Anche e soprattutto se di fatto non conosci.
Il prezzo umano e culturale di tutto questo è altissimo.
E naturalmente si estende alla sfera politica e sociale, dove il trionfo della “ragione cinica” e della “sragione mediatica” stanno diffondendo a macchia d’olio quel villaggio globalizzato di rabbia, ignoranza, aggressività non ragionata, narcisismo incapace di dialogo e sagra delle accuse e delle bufale che perlopiù è la Rete.
Rete che, avendo colonizzato ogni aspetto del vivere umano e sociale, ha imposto queste sue caratteristiche anche alla realtà politica, ormai divenuta una dimensione in cui, fra incompetenti e demagoghi, proliferano e trionfano figure e figuri che, lungo tutto l’arco costituzionale, mancano di una visione del Paese, di una struttura programmatica e di una cultura politica atte a farci superare questo crocevia terribilmente delicato e complesso della Storia umana.
Proprio mentre l’opinione pubblica, mediamente, vede una degenerazione del proprio ruolo, impegnata com’è a condividere stupidaggini sui social, a vomitare rabbia contro questo o quello, a disquisire sulle troppe bufale che abbondano su Internet, a dare il peggio di sé contro esseri umani in difficoltà (per esempio gli immigrati) o che muoiono (si veda il caso di Marchionne).

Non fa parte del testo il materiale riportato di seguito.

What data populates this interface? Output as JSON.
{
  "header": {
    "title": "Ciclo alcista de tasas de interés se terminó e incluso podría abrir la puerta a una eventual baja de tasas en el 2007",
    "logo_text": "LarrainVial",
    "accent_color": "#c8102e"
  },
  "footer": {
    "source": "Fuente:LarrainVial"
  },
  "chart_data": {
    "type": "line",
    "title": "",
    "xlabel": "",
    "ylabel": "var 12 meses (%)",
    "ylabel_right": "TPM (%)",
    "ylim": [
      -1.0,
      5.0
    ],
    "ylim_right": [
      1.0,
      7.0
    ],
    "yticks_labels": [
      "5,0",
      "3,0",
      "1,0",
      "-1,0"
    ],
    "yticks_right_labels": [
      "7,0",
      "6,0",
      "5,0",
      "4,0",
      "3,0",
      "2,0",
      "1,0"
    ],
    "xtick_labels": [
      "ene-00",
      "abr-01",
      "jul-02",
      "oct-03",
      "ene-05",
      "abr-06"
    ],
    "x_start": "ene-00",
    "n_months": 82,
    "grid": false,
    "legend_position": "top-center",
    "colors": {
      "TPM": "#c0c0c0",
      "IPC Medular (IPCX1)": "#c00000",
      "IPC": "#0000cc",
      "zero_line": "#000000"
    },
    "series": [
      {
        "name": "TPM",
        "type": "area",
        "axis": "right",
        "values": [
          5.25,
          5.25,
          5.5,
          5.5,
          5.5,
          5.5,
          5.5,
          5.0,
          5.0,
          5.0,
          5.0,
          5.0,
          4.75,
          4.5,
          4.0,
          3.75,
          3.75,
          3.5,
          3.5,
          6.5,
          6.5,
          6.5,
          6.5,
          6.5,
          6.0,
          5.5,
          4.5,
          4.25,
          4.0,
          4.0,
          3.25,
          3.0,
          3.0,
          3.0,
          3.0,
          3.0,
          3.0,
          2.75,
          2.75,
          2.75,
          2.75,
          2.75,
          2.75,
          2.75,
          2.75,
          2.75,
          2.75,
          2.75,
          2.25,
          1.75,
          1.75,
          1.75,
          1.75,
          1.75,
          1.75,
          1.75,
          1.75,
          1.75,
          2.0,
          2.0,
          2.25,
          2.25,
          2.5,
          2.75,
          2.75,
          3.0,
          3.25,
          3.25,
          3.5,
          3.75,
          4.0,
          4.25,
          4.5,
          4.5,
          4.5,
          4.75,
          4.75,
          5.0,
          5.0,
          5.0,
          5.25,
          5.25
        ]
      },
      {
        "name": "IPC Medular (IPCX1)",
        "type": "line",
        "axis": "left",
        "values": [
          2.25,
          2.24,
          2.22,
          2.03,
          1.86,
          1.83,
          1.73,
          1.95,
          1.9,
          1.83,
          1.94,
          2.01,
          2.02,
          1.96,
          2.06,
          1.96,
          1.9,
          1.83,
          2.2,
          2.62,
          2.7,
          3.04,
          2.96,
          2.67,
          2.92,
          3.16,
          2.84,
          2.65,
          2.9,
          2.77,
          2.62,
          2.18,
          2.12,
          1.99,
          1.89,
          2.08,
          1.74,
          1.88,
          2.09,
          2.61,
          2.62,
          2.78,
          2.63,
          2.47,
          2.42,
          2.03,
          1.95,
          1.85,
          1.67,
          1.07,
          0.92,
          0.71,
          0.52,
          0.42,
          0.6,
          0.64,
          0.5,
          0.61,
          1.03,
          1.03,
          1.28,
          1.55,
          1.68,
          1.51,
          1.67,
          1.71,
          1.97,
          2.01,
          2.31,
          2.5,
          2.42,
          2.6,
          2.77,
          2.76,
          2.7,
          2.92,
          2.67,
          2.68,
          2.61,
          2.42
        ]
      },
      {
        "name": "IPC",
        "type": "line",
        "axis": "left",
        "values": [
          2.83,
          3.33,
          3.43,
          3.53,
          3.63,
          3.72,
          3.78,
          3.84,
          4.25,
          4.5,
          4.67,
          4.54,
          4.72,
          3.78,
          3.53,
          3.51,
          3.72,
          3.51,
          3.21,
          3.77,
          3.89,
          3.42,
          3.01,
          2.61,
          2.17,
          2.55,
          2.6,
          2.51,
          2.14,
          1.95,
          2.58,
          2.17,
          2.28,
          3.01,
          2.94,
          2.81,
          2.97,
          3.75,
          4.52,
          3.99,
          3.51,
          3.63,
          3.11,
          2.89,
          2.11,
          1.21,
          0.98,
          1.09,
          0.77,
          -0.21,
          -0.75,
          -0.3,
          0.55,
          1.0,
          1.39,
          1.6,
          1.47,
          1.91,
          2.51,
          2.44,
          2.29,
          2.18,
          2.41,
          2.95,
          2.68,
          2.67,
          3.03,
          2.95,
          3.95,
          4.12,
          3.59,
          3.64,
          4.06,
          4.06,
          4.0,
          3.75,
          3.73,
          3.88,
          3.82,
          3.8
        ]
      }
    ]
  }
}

E’ il prezzo altissimo di una società e di un tempo che, con la complicità delle nuove tecnologie, hanno sacrificato la conoscenza sull’altare del materialismo più gretto, dell’egoismo miope, della futilità e della superficialità.
Tutte caratteristiche atte ad innalzare la teologia del profitto e abbassare la condizione umana.
In una parola, si è detronizzato tutto ciò che è conoscenza per abbandonarsi alla dimensione sciagurata del “noto”, dimenticando la lezione del grande Hegel, che già nell’Ottocento avvertiva: “Il noto in generale, proprio perché noto, non è conosciuto. Quando nel conoscere si presuppone alcunché come noto, e lo si tollera come tale, si finisce con l’illudere volgarmente sé e gli altri; allora il sapere, senza neppure avvertire come ciò avvenga, non fa un passo avanti nonostante il grande e incomposto discorrere che esso fa” (“Fenomenologia dello spirito”, La Nuova Italia, Firenze 1984, v. 1, p. 25).
Fare i conti con questo enorme problema è il compito più gravoso e importante che attende la nostra realtà culturale e politica.
Ma abbiamo i numeri e la forza per farlo, ora che il nostro villaggio globalizzato si è votato al regno della barbarie?
Barbari, in greco antico, erano gli stranieri.
Mai come nel tempo contemporaneo rischiamo di diventare stranieri a noi stessi.